Home Featured Dike citizens in discord over solar, incorporation

Dike citizens in discord over solar, incorporation

by Logan Vaughan

EDC director Roger Feagley addresses the court regarding proposed solar in Saltillo

Hopkins makes two more big decisions on solar

The Hopkins County commissioners heard comments regarding personal liberty from residents of the Dike community and made several decisions regarding solar developments, among other items of business at the regular September 13 commissioners court. 

CITIZEN COMMENTS

Court opened at 9:01 a.m. and Dike citizens filled the room, although several members of the gallery did not present any comments before the court. At 9:03 a.m., County Judge Robert opened the floor to citizen comments. 

Dike citizen Michele Barnes was first to speak. She stated she had recently learned about the existence of Hopkins County incorporated city Tira.

“They don’t have any city property taxes, and that is what we in Dike would like also,” she stated. 

Barnes stated that in regards to property rights, “when someone builds an industrial solar power plant, you have infringed the property rights of those around you.”

For Barnes, the distinction between a “solar plant” and “solar panels” is an important one.

“This is not just some simple solar panels… it is a complex that will have an inverter that will make noise,” Barnes warned. “Just wait.” 

“They are planning to take over the Dike area, because they are crossing CR 3518 and expanding into another area,” Barnes claimed. 

Barnes further stated Hopkins county media outlets are not taking into account “attempts to save our rural heritage from an industrial complex.” 

Dike citizen Ben Fuller disagreed with Barnes, calling solar power “forward-thinking.” 

“I think it’s the way we ought to go,” Fuller said. “We already know fossil fuels are not the way to go.”

“It all comes back to ‘this is my piece of property,’” Fuller said. 

Dike citizen Wayne Ray, reappearing before the court for the second time in a month, marveled at the advancements in clean energy solar brings.

“I see no reason for Dike to be a city, except to tax the solar,” Ray said. “The post office is about as near a city as Dike needs.” 

“I’m going to stay happy on my little piece of land,” he emphasized. “I’m not about solar or not solar, I’m about property rights.” 

In fact, said Ray, he found renewable energy “an exciting deal.”

“If you’d have told me when I was a kid you could get energy from the sunlight, I’d thought they were nuts,” he said. “Now, when I see a solar deal, I stop and take a picture… I just cannot believe what progress is.” 

Landowners Jonas and Melanie Helm told the court the decision to lease their land to French company Engie for the solar installation was not one they took lightly, and both said they had “prayed on it many nights.” 

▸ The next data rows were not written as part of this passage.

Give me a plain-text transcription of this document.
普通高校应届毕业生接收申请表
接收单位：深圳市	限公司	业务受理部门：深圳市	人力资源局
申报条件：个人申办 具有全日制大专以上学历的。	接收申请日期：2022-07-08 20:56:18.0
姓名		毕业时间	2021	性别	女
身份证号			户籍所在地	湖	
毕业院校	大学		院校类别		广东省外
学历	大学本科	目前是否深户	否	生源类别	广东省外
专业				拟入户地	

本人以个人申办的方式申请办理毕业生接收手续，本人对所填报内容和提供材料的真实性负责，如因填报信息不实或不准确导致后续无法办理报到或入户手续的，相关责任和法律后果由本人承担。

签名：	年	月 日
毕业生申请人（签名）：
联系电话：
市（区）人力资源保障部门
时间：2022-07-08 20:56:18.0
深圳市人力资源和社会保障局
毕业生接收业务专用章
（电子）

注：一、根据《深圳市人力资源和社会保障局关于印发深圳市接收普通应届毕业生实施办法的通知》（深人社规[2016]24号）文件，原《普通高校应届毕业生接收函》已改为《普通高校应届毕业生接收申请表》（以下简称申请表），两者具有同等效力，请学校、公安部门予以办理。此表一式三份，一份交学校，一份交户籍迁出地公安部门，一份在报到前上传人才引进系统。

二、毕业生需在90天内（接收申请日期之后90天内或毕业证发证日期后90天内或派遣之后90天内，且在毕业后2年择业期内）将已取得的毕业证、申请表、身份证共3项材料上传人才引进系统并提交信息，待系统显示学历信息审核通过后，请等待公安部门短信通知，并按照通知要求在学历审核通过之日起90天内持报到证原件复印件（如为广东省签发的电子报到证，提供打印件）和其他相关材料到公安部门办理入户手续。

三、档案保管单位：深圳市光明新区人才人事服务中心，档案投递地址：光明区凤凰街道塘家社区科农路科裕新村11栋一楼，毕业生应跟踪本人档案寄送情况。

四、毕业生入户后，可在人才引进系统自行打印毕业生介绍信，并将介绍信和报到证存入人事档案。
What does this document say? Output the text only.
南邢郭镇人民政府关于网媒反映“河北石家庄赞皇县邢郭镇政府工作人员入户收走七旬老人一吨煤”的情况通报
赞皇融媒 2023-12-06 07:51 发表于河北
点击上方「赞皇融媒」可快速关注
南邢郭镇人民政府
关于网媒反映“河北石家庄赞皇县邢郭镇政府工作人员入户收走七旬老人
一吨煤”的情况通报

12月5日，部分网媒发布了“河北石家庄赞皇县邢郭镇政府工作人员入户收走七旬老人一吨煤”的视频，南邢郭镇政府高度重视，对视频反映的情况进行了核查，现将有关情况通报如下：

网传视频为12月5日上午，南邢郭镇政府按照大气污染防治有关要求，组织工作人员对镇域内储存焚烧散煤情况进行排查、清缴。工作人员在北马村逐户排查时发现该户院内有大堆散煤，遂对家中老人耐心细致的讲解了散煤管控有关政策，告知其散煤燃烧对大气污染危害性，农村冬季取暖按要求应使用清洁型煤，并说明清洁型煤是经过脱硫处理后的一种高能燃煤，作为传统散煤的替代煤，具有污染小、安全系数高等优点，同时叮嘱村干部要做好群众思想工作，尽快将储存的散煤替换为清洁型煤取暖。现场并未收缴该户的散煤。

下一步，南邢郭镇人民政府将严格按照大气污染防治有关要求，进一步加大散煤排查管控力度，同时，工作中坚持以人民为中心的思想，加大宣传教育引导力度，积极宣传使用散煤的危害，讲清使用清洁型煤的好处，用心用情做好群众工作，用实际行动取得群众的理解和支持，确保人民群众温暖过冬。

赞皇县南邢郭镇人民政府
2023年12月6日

As an alumnus of Sulphur Bluff school, Melanie Helm said she looks forward to the estimated $571,000 the school will receive annually in tax revenues from the solar installation. 

“It’s not like I didn’t know what I was signing,” Jonas Helm said. “It was about our kids and our grandkids, and never once was it a malicious act to destroy Dike and destroy the community.”

With no further citizen comments, the public comment portion was closed at 9:24 a.m.

NEW SOLAR DEVELOPMENTS

The court opened the floor for a public hearing at 9:26 a.m. regarding a planned solar development by Stampede Solar near the Saltillo community. 

There were Saltillo citizens present in the court and Newsom asked if they would like to comment. They declined. The public comment portion was closed at 9:31 a.m. 

The court then unanimously authorized a 381 agreement for the planned Saltillo development, also known as a TIFF (tax increment financing fund), which Economic Development Corporation executive director Roger Feagley called “a benign little area.” 

The court asked Feagley how large the planned 381 area for Saltillo would be, and although Feagley did not address the geographic scope of the project, he stated the term of length for a 381 agreement was five years, after which point it would be re-evaluated. 

The court also evaluated a request from Pine Forest Solar to amend their 381 agreement.  

“The agreement really didn’t change… the only change is they want to pay their property taxes in total the first two years, and then enter into the agreement,” Feagley said. “Basically, we’re just moving the agreement back two years.” 

Feagley also noted the company plans to purchase over $100 million worth of batteries. 

Newsom clarified that by pushing the 381 agreement back two years, the land used for the solar installation will come off the tax rolls as agriculture-exempt and enter into the tax rolls as commercial land. Feagley confirmed Newsom was correct. 

With no further discussion, the court unanimously approved the request.